Skill Two: Identifying Opportunities
In a white paper on innovation leadership, The Center for Creative Leadership explains some of the key differences between traditional business thinking and innovative leadership.
A central axiom of innovative leadership is the belief that there is always a better way to solve a problem. Precedent, while providing valuable guidance to inform future decisions, is also not an immutable force to be followed slavishly.
Given this worldview, innovative leaders are constantly seeking out new opportunities to improve existing business processes.
These successful innovation leaders are expert practitioners of the Japanese art of kaizen – or continuous improvement – a philosophy famously espoused by giants such as Toyota and Amazon and commonly applied together alongside the Six Sigma process improvement technique.
Skill Three: Thinking with a Strategic Perspective
Because innovation leaders largely exist within the confines of traditional corporations, bringing a strategic perspective to the innovation process is a vital skill for them to have.
As Langdon Morris observes strategy and innovation are intricately linked and “should be mutually reinforcing.” Adapting to change drives business strategy and innovation drives change.
An ongoing two-way dialogue between your leadership personnel responsible for setting the organization’s strategic and tactical road-maps, and those driving innovation is vital to maximizing the success of both.
Innovation must adhere to the overall aims of business strategy but that strategy should be flexible enough to pivot, where needed, to the disruption that innovation leaders seek to drive.
Skill Four: Generating Ideas
Innovation leadership involves seeking to make an entrepreneur out of every employee. It makes sense that they should, therefore, be encouraged to think and act like one.
Just as innovative leaders should constantly identify opportunities to lead from the top-down, they should encourage and empower their employees to function as equal stakeholders in the idea generation process, driving suggestions for change and innovation from the bottom up.
Beyond utilizing tried-and-tested internal methods such as brainstorming and mind mapping, provide employees with the freedom to engage in activities more usually associated with leadership or entrepreneurs.
This could take the form of networking with other businesses to share insights on emerging industry best practices, or setting independent meetings with industry thought-leaders to help develop the skills to challenge existing assumptions and workflows.
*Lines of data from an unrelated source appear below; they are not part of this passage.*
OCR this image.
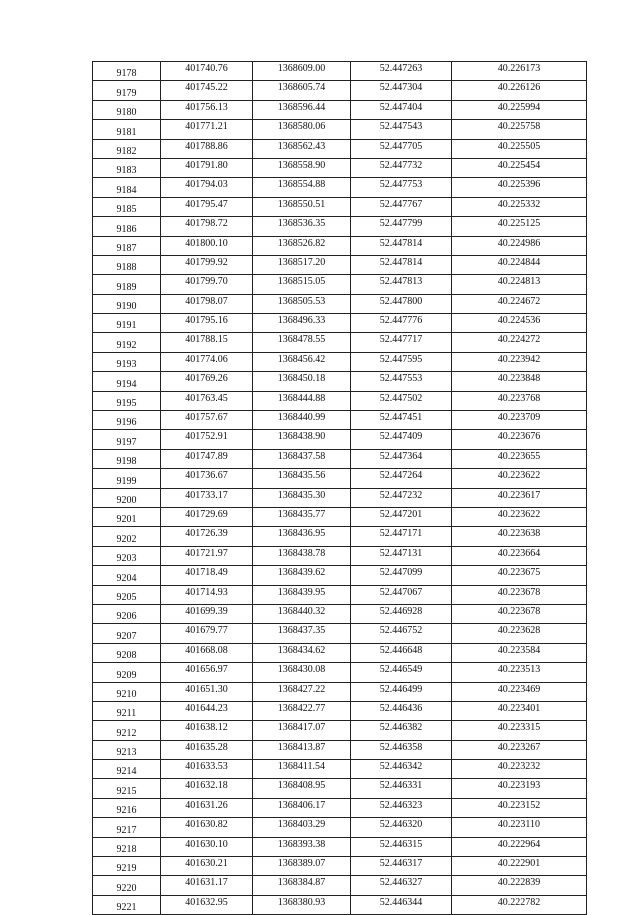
9178	401740.76	1368609.00	52.447263	40.226173
9179	401745.22	1368605.74	52.447304	40.226126
9180	401756.13	1368596.44	52.447404	40.225994
9181	401771.21	1368580.06	52.447543	40.225758
9182	401788.86	1368562.43	52.447705	40.225505
9183	401791.80	1368558.90	52.447732	40.225454
9184	401794.03	1368554.88	52.447753	40.225396
9185	401795.47	1368550.51	52.447767	40.225332
9186	401798.72	1368536.35	52.447799	40.225125
9187	401800.10	1368526.82	52.447814	40.224986
9188	401799.92	1368517.20	52.447814	40.224844
9189	401799.70	1368515.05	52.447813	40.224813
9190	401798.07	1368505.53	52.447800	40.224672
9191	401795.16	1368496.33	52.447776	40.224536
9192	401788.15	1368478.55	52.447717	40.224272
9193	401774.06	1368456.42	52.447595	40.223942
9194	401769.26	1368450.18	52.447553	40.223848
9195	401763.45	1368444.88	52.447502	40.223768
9196	401757.67	1368440.99	52.447451	40.223709
9197	401752.91	1368438.90	52.447409	40.223676
9198	401747.89	1368437.58	52.447364	40.223655
9199	401736.67	1368435.56	52.447264	40.223622
9200	401733.17	1368435.30	52.447232	40.223617
9201	401729.69	1368435.77	52.447201	40.223622
9202	401726.39	1368436.95	52.447171	40.223638
9203	401721.97	1368438.78	52.447131	40.223664
9204	401718.49	1368439.62	52.447099	40.223675
9205	401714.93	1368439.95	52.447067	40.223678
9206	401699.39	1368440.32	52.446928	40.223678
9207	401679.77	1368437.35	52.446752	40.223628
9208	401668.08	1368434.62	52.446648	40.223584
9209	401656.97	1368430.08	52.446549	40.223513
9210	401651.30	1368427.22	52.446499	40.223469
9211	401644.23	1368422.77	52.446436	40.223401
9212	401638.12	1368417.07	52.446382	40.223315
9213	401635.28	1368413.87	52.446358	40.223267
9214	401633.53	1368411.54	52.446342	40.223232
9215	401632.18	1368408.95	52.446331	40.223193
9216	401631.26	1368406.17	52.446323	40.223152
9217	401630.82	1368403.29	52.446320	40.223110
9218	401630.10	1368393.38	52.446315	40.222964
9219	401630.21	1368389.07	52.446317	40.222901
9220	401631.17	1368384.87	52.446327	40.222839
9221	401632.95	1368380.93	52.446344	40.222782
Empowering employees in this way will make innovation feel like a collaborative, team effort, and suffuse the disruption mentality throughout an organization.
Skill Five: Putting Action First
Concrete action is needed to make the above aspirations a reality.
With that in mind, here are some first action-items to help your leadership get started on the journey towards making your organization an innovation-driven company:
- Set a meeting with your team to outline the value of innovation to your company. Communicate the main tenants of your innovation policy, if you have one.
- In it, explain clearly the parameters of what you’re asking, and enabling, your employees to do, such as engaging in networking opportunities that appeal to them, or offering ideas for improvement via a company-wide Kaizen board.
- Create a forum for discussing innovation on an ongoing basis. Delegate ownership of this to a team-member, setting the precedent for shared engagement with the process.
- Learn the basic principles of risk management and institute a fixed procedure for assessing ideas in the innovation pipeline.
Innovation leadership is a process, but as examples make clear, it is one well worth investing in to maximize your organization’s success.
As Lynn Sharatt explains, innovation leadership is a concept that involves engaging in an ongoing effort to synthesize a number of different leadership competencies to best direct an organization to achieve innovation across departments and ranks. These five, core skills, are a perfect foundation to build off of, but the sky is the limit on how far you can develop yourself as an innovation leader.